Cape Town, Table Mountain and the surrounding mountains of the south-western Cape have a Mediterranean climate, enjoying long warm and dry summers and a cool and wet but relatively short winter.


Most popular with visitors, the November – March summer months are often hot and windy – sometimes extremely so – but there is a lot to see on a summer hike and but hikers are more or less guaranteed dry weather.

The wind and temperatures drop during the April and May autumn months, often seen as the nicest time for hiking Table Mountain and in the Cape – find out about an autumn hike here.

The winter rains of June through August needn’t put off hikers completely: in between the rain-bearing cold fronts there are long periods of mild and sunny weather, making a winter hike one of the best of the year.

Temperatures increase and the rains begin to ease off during the September and October spring months; now nearly two-thirds of the fynbos comes into flower, making a spring hike especially rewarding.


Seventy per cent of the region’s rainfall occurs from June through September, mostly in the form of stormy cold fronts driven in from the north-west Atlantic bearing heavy rain and strong winds.
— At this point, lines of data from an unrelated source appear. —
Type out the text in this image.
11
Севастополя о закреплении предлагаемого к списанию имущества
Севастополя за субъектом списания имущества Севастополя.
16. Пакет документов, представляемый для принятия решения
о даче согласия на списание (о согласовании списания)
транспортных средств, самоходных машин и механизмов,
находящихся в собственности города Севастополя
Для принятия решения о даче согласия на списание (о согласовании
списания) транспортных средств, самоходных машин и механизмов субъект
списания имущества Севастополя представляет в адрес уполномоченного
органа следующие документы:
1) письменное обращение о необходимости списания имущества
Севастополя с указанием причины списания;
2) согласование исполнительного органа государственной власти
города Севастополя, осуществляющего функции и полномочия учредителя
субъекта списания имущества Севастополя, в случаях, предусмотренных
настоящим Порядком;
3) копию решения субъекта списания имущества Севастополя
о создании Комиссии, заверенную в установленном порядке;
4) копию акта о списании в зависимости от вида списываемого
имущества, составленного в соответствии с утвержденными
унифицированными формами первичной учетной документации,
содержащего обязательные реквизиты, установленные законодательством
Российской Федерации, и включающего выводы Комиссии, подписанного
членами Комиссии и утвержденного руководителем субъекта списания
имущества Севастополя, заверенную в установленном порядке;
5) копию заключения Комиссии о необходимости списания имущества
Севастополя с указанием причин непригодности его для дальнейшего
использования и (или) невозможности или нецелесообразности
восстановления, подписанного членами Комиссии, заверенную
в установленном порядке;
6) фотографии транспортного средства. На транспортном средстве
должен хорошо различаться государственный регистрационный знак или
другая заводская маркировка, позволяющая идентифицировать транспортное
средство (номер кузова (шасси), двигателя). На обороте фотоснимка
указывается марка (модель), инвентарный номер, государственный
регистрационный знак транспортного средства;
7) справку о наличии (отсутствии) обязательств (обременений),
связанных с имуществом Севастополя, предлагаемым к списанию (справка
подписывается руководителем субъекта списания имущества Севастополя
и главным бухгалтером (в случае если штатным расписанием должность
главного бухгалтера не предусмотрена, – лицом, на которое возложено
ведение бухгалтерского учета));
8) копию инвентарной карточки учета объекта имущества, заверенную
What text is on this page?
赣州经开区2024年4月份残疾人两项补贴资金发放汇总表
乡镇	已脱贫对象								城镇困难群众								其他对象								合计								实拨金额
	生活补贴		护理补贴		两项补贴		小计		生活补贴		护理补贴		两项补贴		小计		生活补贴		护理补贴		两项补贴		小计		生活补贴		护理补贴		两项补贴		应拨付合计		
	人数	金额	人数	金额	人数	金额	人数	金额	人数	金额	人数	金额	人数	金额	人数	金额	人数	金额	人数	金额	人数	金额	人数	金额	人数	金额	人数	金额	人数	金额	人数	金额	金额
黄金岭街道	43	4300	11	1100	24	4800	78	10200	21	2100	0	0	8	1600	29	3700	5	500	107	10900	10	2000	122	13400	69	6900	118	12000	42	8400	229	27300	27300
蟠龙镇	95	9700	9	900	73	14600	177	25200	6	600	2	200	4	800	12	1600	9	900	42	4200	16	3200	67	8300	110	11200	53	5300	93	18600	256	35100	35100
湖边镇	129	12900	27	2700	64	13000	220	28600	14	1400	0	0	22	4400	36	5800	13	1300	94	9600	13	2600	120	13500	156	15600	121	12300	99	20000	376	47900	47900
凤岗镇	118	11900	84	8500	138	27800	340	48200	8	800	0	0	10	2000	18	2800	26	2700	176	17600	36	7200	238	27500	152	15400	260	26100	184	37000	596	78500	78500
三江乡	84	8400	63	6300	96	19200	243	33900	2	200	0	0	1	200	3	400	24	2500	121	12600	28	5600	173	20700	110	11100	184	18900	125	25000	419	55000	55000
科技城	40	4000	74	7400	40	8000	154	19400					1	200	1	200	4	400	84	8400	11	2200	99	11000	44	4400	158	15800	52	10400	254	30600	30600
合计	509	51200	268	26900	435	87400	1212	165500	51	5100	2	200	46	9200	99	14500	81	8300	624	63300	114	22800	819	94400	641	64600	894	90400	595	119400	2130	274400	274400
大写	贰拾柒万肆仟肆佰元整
There is occasional rain in October and November; December through March is a very dry period with virtually no rain.

The rain is, however, unevenly dispersed. The mountains of the south-western Cape receive an annual average of 1 000mm (40 inches) of rain, making them far wetter than the lower areas of the region which average between 250 and 650mm (9 and 25 inches) a year. However, rainfall is affected by the aspect of the mountains–the way they face–and Table Mountain provides a good example.

The eastern slopes of Table Mountain (those above Kirstenbosch Gardens and Constantia) receive more than four times the rain experienced on the drier western slopes (above Camps Bay). The reason is summer’s prevailing wind, a strong south-easterly wind which picks up moisture as it passes over False Bay. Condensing into clouds as it encounters Table Mountain’s eastern slopes, the “south-easter” forms the famous Table Cloth, the billowing white cloud that often sits on Table Mountain’s flat top – wonderful to look at; cold and soggy to be in.


Cape Town’s maritime climate means there is only a 10% difference between summer and winter temperatures. The south-western Cape records a range of 7 to 15°C (44 to 59°F) in July and 15 to 25°C (59 to 77°F) in January.

Hot spells do occur in summer when the temperature can reach over 40°C (104°F) but the cooling south-easterly winds generally keep the summer mercury down. Conversely, the warming influence of an ocean on either side of the Cape Peninsula means winters in Cape Town are never that cold. Table Mountain and the mountains of the Cape Peninsula are largely free of frost although the higher mountains of the Cape Winelands may have a coating of snow in winter, delivered by south-westerly winds bringing freezing air from deep down in the Southern Atlantic.


Wind is an unavoidable fact of life in Cape Town and the south-western Cape; indeed, 20% of Cape Town’s November to April summer season records gale force wind and at Cape Point, it’s even more. With an annual average wind speed of 30kph (19mph), the ever-popular tip of the Cape Peninsula records an amazing 100 days of gale force wind each year, many of them during the blue-sky days of summer.

In winter, cold fronts coming off the Atlantic Ocean produce strong winds too – storms and gales at times – but these are full of rain, unlike summer’s mostly dry south-easterly winds.

But the wind, however, serves a vital role. Known locally as the Cape Doctor, the summer south-easterly wind (the notorious ‘south-easter’) blows away the city’s smoke and pollution, clearing the air and revitalising the landscape. It also has a crucial ecological role: the south-easter creates the famous Table Cloth that pours over the top of Table Mountain in summer, providing 25% of the mountain’s annual moisture. Without it, few plants and animals could survive summer’s desiccating drought on the mountain.